In this case, you can't include the FSA with the 501 plan since the IRS wants you to continue using the number assigned to it going forward. Once you have filed under 502, you should continue to file using 502 (just the main 5500). Putting it under 501 would have been a possibility from day one. Schedule A is not necessary for the FSA. The unreimbursed portion is general assets, and no accounting on the 5500 needs to be made. There is no 5500 requirement for Dependent Care.

Guest DK Ellerson
Posted

I agree that a 5500 (no schedules), Plan 502 should be filed for the Health FSA. However, I believe it only needs to be filed if there were 100 or more participants in the Health FSA at the beginning of the Plan Year.

  • 2 weeks later...
Guest AHayhow
Posted

We filed a 5500 form for our health care FSA and since it has 666 participants reported on Line 6, the IRS sent us a notice asking us to file a Schedule H. I have never filed a Schedule H and in looking through the 5500 Instructions and at the Schedule H it looks like this should only be filed for a Pension Benefit Plan. Has anyone filed a Schedule H for a health care FSA/welfare benefit plan before?
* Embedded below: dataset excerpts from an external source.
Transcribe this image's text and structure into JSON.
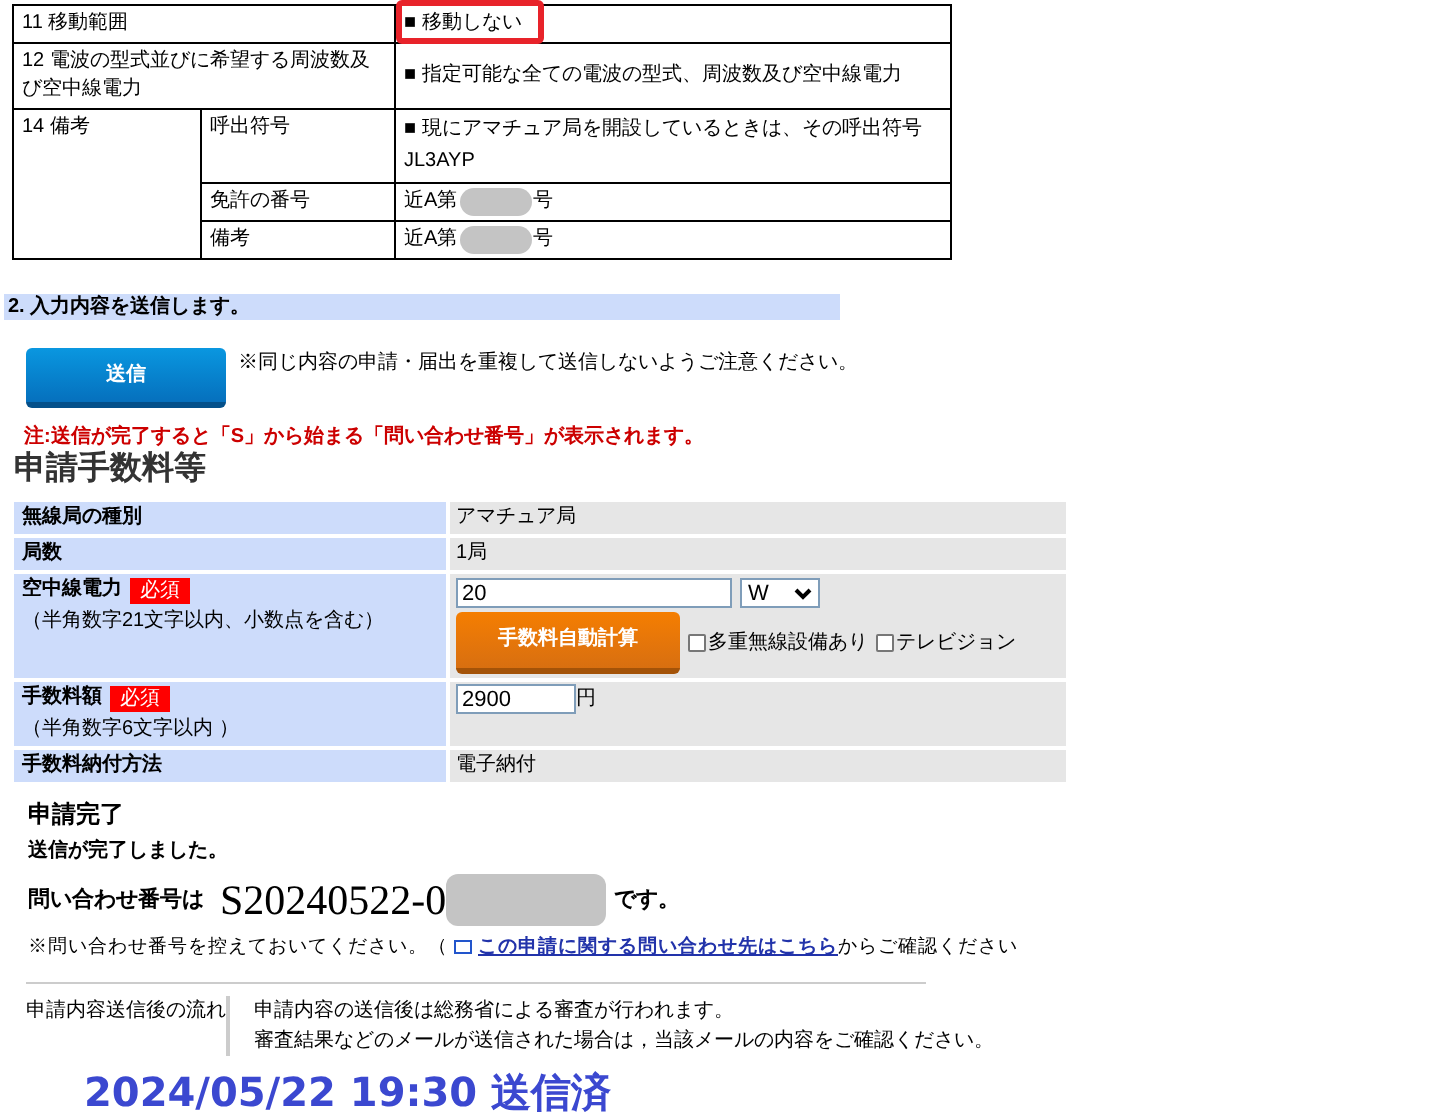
{
  "application_table": {
    "rows": [
      {
        "kind": "single",
        "label": "11 移動範囲",
        "value": "■ 移動しない",
        "highlighted": true
      },
      {
        "kind": "single",
        "label": "12 電波の型式並びに希望する周波数及び空中線電力",
        "value": "■ 指定可能な全ての電波の型式、周波数及び空中線電力",
        "highlighted": false
      },
      {
        "kind": "group",
        "label": "14 備考",
        "subrows": [
          {
            "kind": "lines",
            "label": "呼出符号",
            "lines": [
              "■ 現にアマチュア局を開設しているときは、その呼出符号",
              "JL3AYP"
            ]
          },
          {
            "kind": "masked",
            "label": "免許の番号",
            "prefix": "近A第",
            "suffix": "号",
            "redacted": true
          },
          {
            "kind": "masked",
            "label": "備考",
            "prefix": "近A第",
            "suffix": "号",
            "redacted": true
          }
        ]
      }
    ]
  },
  "send_section": {
    "header": "2. 入力内容を送信します。",
    "button": "送信",
    "caution": "※同じ内容の申請・届出を重複して送信しないようご注意ください。",
    "note": "注:送信が完了すると「S」から始まる「問い合わせ番号」が表示されます。"
  },
  "fee_section": {
    "title": "申請手数料等",
    "rows": [
      {
        "kind": "text",
        "label": "無線局の種別",
        "value": "アマチュア局"
      },
      {
        "kind": "text",
        "label": "局数",
        "value": "1局"
      },
      {
        "kind": "power",
        "label": "空中線電力",
        "badge": "必須",
        "hint": "（半角数字21文字以内、小数点を含む）",
        "value": "20",
        "unit": "W",
        "calc_button": "手数料自動計算",
        "checkboxes": [
          {
            "label": "多重無線設備あり",
            "checked": false
          },
          {
            "label": "テレビジョン",
            "checked": false
          }
        ]
      },
      {
        "kind": "fee",
        "label": "手数料額",
        "badge": "必須",
        "hint": "（半角数字6文字以内 ）",
        "value": "2900",
        "unit": "円"
      },
      {
        "kind": "text",
        "label": "手数料納付方法",
        "value": "電子納付"
      }
    ]
  },
  "completion": {
    "title": "申請完了",
    "message": "送信が完了しました。",
    "number_label": "問い合わせ番号は",
    "number": "S20240522-0",
    "number_redacted": true,
    "number_suffix": "です。",
    "note_before": "※問い合わせ番号を控えておいてください。（",
    "link": "この申請に関する問い合わせ先はこちら",
    "note_after": "からご確認ください"
  },
  "flow": {
    "label": "申請内容送信後の流れ",
    "lines": [
      "申請内容の送信後は総務省による審査が行われます。",
      "審査結果などのメールが送信された場合は，当該メールの内容をご確認ください。"
    ]
  },
  "stamp": "2024/05/22 19:30 送信済"
}
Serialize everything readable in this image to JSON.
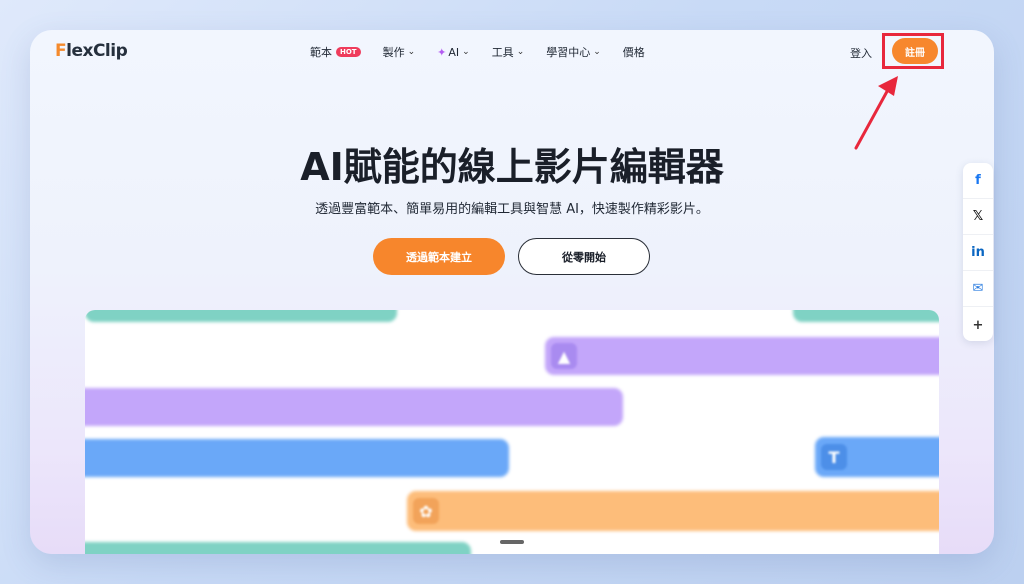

Also, for the health care FSA should the Welfare Benefit Features Code be 4A Health (other than dental or vision)? Thanks for your help.

  • 2 weeks later...
Guest terryh123
Posted

Yes, 4A is the right code. Make sure you check boxes 9a(4) and 9b(4), "general assets of the employer", and none of the other boxes, for funding and benefit arrangements. That should answer any inquiry regarding Schedule H, which is only required if there are plan assets, i.e. a trust.